Tuesday, August 25, 2009

Shirtless, #2 (or, Red Beads)

Back on June 12, I wrote a post called "Shirtless." It was about a couple of male teenagers walking home from the local high school in the heat of late spring, their shirts off, their bodies youthful and muscular. I made some assumptions in that post, chief among them that the two young fellows were straight, and that, because of that, their lives were so much better than mine had been at their age.

Well, I may have been hasty in my assumption. Just a few days after the Pride parade in downtown Vancouver, I saw the two young men move past our house again. One walked on the sidewalk, and the other rode his bike along the side of the road. The day was sunny and hot, and, again, the two of them were shirtless, their torsos lean, hairless, and lightly tanned.

What struck me about the young man on the sidewalk, perhaps the more handsome of the two, was what he had around his neck. He wore a string of bright, shiny, red beads, like those worn during Mardi Gras in New Orleans--and like those gay men wear during Pride festivities. I thought nothing of it at first, admiring instead his sense of style, not connecting style in a young male with being gay.

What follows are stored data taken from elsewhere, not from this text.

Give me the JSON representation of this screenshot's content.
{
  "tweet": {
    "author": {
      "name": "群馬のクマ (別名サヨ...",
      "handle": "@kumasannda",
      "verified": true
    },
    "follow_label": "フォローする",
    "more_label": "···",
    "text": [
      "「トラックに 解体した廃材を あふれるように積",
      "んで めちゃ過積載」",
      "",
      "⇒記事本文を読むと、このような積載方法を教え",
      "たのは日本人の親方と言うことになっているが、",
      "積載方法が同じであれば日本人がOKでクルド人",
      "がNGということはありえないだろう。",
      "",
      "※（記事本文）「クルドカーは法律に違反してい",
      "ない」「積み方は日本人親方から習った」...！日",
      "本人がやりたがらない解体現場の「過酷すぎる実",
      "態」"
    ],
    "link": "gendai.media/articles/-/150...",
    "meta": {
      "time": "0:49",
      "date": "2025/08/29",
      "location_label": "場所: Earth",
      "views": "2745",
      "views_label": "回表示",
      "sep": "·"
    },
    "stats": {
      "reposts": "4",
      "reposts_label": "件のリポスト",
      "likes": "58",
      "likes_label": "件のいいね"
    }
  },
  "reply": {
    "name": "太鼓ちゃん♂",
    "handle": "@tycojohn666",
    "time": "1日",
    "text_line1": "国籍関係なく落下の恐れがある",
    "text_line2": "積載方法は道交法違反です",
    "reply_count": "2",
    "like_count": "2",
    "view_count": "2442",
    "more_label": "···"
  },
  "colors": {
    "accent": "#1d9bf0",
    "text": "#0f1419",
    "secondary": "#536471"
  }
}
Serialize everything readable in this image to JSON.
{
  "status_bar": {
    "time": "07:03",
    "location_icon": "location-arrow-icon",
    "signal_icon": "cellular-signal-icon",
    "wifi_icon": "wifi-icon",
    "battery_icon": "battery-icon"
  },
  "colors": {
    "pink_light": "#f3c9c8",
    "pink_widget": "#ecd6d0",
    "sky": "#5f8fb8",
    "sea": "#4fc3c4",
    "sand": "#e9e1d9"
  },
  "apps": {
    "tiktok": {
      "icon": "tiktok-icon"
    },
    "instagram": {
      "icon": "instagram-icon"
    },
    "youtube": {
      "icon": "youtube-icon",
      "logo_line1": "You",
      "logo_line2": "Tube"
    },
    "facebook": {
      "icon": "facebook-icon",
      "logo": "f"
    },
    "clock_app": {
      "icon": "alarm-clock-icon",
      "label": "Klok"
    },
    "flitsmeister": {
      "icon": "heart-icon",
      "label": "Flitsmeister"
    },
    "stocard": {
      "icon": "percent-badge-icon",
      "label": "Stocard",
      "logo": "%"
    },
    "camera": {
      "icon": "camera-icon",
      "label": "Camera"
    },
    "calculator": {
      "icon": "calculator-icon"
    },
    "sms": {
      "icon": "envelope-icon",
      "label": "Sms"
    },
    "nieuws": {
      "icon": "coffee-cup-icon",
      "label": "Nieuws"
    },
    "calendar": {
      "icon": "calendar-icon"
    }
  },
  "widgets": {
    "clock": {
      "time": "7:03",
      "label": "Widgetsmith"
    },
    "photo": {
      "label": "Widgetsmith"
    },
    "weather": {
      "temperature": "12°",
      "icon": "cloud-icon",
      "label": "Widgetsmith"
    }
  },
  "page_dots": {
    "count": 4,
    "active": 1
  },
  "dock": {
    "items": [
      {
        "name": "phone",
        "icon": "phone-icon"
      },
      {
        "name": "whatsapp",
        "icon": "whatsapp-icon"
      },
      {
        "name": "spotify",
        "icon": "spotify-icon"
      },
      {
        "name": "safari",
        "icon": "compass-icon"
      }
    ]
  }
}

But then I realized that the shirtless young man on the sidewalk might not be as straight as I assumed him to be. Perhaps after everything I thought and wrote, he's gay. As gay as I am. As gay as Elton John is. As gay as Neil Patrick Harris is.

If this is the case, then I have even more admiration for him than I had before. Where does a young man, shirtless in public, wearing a string of bright red beads, and probably gay (since I don't think a straight young man would wear the same string of beads), find the confidence to feel good about, and draw attention to, himself? Have circumstances for young gay men in some places in this world, including __________, changed so much, particularly in the public school system, that this young man can express himself freely in what he wears and not be the least concerned about being harassed and ridiculed by people, fellow classmates or anyone else? Are circumstances really that much better now?

If so, then so much the better. There's no reason why the young man on the sidewalk can't be himself fully. There's no reason why he can't move through this world with the same degree of confidence that an equivalent straight young man has.

Just imagine this: If that young man is as confident as he is now, and unfazed about being gay, how far in the sky will he soar in his lifetime. There's no limit. A shiver runs up my spine as I think of it.